Lompat ke konten Lompat ke sidebar Lompat ke footer

Cara Tuhan memberitahukan 'Siapa Kita'


Kita perlu bertemu beberapa kejadian, agar Tuhan memberitahukan siapa diri kita sesungguhnya
.

Kenapa saya bisa mendapatkan kata-kata seperti di atas, tanpa saya kutip dari manapun atau mendengar nasehat orang lain. Kata-kata itu tiba-tiba muncul, langsung dalam benak saya. Mengapa? Tidak muncul secara tiba-tiba laik magic, kita mampu memunculkan sesuatu dalam benak karena ada backgroud sebuah kejadian. Dan saya percaya saat itu Tuhan sedang menegur saya dengan kata-kata saya sendiri.

Taruhlah, saat kau berazam sesuatu, misalnya “saya akan selalu tersenyum”, azam atau niat yang sederhana itu, ternyata diuji. Benar tidak kau bisa melakukannya. Bisa jadi, sebuah kejadian akan merebut senyummu itu. Padahal dengan semangat luar biasa, telah dicatatkan azam tersebut seperti prasasti. Tapi, itu dia. Selalu ada ujian yang dari hal yang kau tancapkan.

Kehidupan ini kan sementara, tapi karena hidup kita yang sementara ini yang menjadi penentu kehidupan dimasa depan (baca : akhirat), bagi yang mempercayai hal tersebut, maka kebaikan akan menjadi modal kehidupan selanjutnya. 

Pernah terbesit  sekilas dalam lintasan pikiran saya, menjadi orang baik itu tidak mudah, buktinya saya tidak juga lulus menjadi orang baik sebenar-benarnya. Tapi, saat menjadi orang jahat itu juga tidak mudah, buktinya saya selalu merasa tersiksa dengan tingkah laku saya yang menurut saya menyakitkan orang lain. 

Pernyataan barusan, janganlah terlalu dipercaya, hal itu terjadi karena kualitas atau kapasitas diri saya yang kurang memadai untuk benar-benar menjadi orang baik. Saya harus mencari bekal dan modal lebih banyak, untuk pondasi azam yang saya niatkan.

Jadi saat kita mempunyai tekad menjadi pemaaf, suatu saat diri kita akan dipertemukan dengan kejadian untuk menguji bagaimana seriusnya kita memberikan maaf itu, bukan hanya di kata tapi merasuk hingga jiwa. Juga saat kita berazam untuk menjadi pribadi yang ikhlas, sabar atau pemberi inspirasi.
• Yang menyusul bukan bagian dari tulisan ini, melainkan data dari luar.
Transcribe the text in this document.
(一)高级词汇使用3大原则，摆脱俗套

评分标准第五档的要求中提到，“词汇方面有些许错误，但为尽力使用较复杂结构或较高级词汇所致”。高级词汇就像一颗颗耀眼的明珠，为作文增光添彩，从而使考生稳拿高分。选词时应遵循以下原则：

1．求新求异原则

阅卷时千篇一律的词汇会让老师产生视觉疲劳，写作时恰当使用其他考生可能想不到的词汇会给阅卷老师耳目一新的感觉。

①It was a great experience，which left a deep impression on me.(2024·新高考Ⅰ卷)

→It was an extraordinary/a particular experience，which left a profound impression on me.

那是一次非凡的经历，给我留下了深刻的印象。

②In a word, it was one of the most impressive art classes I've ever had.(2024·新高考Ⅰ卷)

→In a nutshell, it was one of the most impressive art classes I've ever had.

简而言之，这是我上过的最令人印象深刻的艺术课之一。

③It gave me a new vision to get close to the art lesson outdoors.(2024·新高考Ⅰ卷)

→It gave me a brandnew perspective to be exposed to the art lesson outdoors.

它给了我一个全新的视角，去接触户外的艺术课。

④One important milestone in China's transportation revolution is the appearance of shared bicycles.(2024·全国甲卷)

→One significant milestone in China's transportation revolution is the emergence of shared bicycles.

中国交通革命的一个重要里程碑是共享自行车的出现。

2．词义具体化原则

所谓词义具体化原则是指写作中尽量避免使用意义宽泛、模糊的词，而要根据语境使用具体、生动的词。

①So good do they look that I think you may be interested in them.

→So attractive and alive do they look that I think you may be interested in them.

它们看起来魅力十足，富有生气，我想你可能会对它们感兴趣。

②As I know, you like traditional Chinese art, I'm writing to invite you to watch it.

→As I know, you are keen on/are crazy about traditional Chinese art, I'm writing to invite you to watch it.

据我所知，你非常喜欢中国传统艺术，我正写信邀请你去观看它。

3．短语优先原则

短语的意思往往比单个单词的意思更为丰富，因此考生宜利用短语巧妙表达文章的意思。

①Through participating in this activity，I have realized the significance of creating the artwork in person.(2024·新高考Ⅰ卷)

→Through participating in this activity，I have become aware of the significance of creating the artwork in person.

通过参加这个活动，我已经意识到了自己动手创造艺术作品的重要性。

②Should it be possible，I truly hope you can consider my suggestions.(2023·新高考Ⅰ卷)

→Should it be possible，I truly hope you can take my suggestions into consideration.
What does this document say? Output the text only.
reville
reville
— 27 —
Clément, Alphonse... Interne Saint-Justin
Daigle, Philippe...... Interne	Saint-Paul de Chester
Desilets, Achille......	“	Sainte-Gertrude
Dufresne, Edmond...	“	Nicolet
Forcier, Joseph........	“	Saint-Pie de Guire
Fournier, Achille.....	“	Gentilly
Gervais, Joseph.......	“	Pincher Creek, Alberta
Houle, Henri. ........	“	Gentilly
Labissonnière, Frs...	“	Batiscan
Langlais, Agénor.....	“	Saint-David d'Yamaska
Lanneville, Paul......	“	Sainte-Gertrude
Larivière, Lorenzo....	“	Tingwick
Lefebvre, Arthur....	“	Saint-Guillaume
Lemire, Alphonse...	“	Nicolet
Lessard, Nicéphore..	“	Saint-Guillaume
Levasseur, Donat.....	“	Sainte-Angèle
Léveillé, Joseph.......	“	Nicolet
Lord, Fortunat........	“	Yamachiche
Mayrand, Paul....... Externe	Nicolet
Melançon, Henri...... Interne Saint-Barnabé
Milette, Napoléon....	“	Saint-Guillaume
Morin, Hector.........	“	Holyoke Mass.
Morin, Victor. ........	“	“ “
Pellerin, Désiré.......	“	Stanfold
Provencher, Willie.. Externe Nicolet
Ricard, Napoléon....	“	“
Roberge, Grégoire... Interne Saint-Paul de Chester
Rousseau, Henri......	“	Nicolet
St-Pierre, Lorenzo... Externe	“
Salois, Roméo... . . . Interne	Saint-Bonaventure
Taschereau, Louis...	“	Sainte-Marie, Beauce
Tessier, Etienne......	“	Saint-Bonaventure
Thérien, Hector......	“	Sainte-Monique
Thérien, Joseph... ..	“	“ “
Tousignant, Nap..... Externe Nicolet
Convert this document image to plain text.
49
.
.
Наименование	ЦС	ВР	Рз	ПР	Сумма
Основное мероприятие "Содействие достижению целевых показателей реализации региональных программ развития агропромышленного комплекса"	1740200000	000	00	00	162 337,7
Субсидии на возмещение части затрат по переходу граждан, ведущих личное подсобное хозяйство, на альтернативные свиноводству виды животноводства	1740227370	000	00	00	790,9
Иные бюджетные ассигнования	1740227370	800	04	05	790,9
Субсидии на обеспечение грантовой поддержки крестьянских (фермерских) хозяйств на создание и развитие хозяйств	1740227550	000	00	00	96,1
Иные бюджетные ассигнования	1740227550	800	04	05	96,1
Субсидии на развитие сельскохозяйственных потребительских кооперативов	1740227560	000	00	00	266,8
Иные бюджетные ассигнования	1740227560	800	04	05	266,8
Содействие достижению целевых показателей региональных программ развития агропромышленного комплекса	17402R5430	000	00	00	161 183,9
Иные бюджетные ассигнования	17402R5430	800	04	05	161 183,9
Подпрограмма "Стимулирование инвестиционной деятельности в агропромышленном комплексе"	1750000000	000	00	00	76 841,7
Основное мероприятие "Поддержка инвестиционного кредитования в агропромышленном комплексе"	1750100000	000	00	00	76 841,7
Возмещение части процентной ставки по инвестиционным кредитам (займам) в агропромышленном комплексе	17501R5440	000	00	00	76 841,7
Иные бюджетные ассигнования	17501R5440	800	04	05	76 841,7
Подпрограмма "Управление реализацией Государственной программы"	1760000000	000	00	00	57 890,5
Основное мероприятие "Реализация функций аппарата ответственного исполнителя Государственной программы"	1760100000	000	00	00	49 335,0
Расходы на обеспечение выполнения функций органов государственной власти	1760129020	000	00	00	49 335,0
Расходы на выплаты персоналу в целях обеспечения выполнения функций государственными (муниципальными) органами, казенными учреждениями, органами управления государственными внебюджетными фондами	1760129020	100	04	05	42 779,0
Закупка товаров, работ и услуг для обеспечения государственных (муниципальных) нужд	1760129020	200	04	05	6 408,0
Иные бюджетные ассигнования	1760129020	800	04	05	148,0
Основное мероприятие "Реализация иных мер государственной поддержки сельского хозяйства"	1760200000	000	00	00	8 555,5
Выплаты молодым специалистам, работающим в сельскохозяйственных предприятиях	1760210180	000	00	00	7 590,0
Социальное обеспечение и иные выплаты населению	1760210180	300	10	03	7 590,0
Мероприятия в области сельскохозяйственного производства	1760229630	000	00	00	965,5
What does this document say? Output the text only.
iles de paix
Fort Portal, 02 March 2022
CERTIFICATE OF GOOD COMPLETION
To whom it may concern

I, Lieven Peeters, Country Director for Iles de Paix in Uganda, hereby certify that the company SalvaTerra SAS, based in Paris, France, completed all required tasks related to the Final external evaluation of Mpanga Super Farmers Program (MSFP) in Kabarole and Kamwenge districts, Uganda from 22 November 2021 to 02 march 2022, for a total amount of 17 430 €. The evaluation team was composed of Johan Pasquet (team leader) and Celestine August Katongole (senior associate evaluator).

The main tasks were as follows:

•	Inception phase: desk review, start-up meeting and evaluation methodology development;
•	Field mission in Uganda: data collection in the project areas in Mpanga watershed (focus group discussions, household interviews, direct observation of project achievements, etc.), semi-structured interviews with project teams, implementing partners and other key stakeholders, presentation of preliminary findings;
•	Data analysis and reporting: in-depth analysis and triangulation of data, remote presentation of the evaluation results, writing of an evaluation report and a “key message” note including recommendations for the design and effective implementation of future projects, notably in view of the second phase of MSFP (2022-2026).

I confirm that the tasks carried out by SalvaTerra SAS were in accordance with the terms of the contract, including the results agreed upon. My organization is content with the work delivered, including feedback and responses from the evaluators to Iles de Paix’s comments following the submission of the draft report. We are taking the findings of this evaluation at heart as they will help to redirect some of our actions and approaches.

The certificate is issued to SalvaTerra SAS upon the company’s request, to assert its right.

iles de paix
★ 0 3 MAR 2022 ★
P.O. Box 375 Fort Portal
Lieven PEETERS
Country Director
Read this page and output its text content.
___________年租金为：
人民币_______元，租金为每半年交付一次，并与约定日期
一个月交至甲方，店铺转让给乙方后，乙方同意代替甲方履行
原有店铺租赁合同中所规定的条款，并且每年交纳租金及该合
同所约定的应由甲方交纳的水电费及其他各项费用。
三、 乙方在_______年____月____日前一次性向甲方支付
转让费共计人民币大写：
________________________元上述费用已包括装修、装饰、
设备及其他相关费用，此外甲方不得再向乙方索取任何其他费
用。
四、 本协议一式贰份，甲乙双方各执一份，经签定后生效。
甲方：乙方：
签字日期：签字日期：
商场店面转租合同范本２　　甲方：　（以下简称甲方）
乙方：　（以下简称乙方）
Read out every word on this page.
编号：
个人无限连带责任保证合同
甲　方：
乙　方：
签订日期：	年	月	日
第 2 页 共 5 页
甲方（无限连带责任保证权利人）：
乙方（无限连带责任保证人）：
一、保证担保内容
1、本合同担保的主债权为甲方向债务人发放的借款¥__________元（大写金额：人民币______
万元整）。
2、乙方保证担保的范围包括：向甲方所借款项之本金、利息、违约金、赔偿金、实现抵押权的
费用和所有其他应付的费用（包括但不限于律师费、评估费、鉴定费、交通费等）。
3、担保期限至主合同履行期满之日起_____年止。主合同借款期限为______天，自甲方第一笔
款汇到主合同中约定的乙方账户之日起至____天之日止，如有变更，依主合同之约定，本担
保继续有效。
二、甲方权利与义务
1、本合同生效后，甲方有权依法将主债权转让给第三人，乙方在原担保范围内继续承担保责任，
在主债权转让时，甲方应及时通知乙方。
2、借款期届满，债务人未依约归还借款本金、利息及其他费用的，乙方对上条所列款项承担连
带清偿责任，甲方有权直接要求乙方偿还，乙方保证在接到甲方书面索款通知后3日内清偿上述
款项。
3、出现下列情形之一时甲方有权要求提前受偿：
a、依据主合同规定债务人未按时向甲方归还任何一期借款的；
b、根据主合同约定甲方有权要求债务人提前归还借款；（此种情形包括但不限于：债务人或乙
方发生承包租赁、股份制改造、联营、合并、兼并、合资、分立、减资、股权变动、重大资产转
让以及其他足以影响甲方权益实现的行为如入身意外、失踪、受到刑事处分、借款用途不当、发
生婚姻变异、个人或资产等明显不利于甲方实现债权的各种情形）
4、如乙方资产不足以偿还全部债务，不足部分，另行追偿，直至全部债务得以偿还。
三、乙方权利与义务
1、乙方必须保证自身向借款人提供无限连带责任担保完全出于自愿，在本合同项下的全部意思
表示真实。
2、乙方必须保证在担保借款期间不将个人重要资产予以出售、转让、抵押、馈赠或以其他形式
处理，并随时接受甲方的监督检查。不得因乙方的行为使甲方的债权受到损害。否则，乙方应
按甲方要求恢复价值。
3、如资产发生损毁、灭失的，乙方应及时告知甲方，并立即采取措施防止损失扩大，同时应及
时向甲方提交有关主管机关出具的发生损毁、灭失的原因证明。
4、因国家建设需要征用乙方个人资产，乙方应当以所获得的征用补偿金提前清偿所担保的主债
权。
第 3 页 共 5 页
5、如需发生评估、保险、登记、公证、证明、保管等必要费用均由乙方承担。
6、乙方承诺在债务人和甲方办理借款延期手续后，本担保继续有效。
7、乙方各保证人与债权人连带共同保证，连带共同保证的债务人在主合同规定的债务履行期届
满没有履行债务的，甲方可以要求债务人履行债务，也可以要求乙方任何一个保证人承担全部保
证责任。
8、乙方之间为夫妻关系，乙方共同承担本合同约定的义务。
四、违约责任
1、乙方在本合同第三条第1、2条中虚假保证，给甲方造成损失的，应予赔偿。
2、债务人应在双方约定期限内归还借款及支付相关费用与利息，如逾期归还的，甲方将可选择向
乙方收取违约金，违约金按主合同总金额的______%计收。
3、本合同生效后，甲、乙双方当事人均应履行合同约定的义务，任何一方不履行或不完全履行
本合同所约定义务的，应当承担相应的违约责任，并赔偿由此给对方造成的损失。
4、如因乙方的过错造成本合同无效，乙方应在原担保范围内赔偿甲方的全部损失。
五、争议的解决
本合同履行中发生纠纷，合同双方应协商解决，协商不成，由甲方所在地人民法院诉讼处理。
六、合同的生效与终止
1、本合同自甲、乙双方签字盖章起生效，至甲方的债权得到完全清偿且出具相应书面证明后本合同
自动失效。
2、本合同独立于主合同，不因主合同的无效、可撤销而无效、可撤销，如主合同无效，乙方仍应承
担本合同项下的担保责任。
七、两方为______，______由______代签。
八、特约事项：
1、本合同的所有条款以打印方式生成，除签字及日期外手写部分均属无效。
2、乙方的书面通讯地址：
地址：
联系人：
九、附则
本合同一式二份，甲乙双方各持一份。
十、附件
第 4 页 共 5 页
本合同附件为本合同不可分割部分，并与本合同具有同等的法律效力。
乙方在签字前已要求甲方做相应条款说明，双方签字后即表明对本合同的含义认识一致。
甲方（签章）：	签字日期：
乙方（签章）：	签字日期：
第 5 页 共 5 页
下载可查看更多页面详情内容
Setiap pemahaman kita, tentang kebaikan hanya akan sekedar menjadi teori sebelum kita mampu mempraktikannya. Dalam pengalaman saya, keadaan salah merasa terus terjadi di hati saya, dan sebelah hati saya yang lain berkata tentang nasihatnya. Tapi, emosi ini kadang terkalahkan. Saya larut dengan hal yang saya rasa benar. 

Sehingga, saya tetap berada dalam lubang hitam, membuat saya kalah dengan bendera putih. Saya tidak kuasa dengan perasaan yang terjadi, akibat sebuah kejadian yang saya alami. Saya menjadi objek penderita parah. Terzolimi. Padahal hal itu belum tentu benar terjadi. Karena, setiap kejadian ini terjadi karena Tuhan sedang menguji siapa sebenarnya kita.

                Maka butuh nila setitik untuk merusak susu sebelanga. Jangan terlalu prontal saat emosi menguasai kita. Saat itu, kita tidak pernah tahu tingkah laku kita benar bijak atau tidak.

Januari 2014.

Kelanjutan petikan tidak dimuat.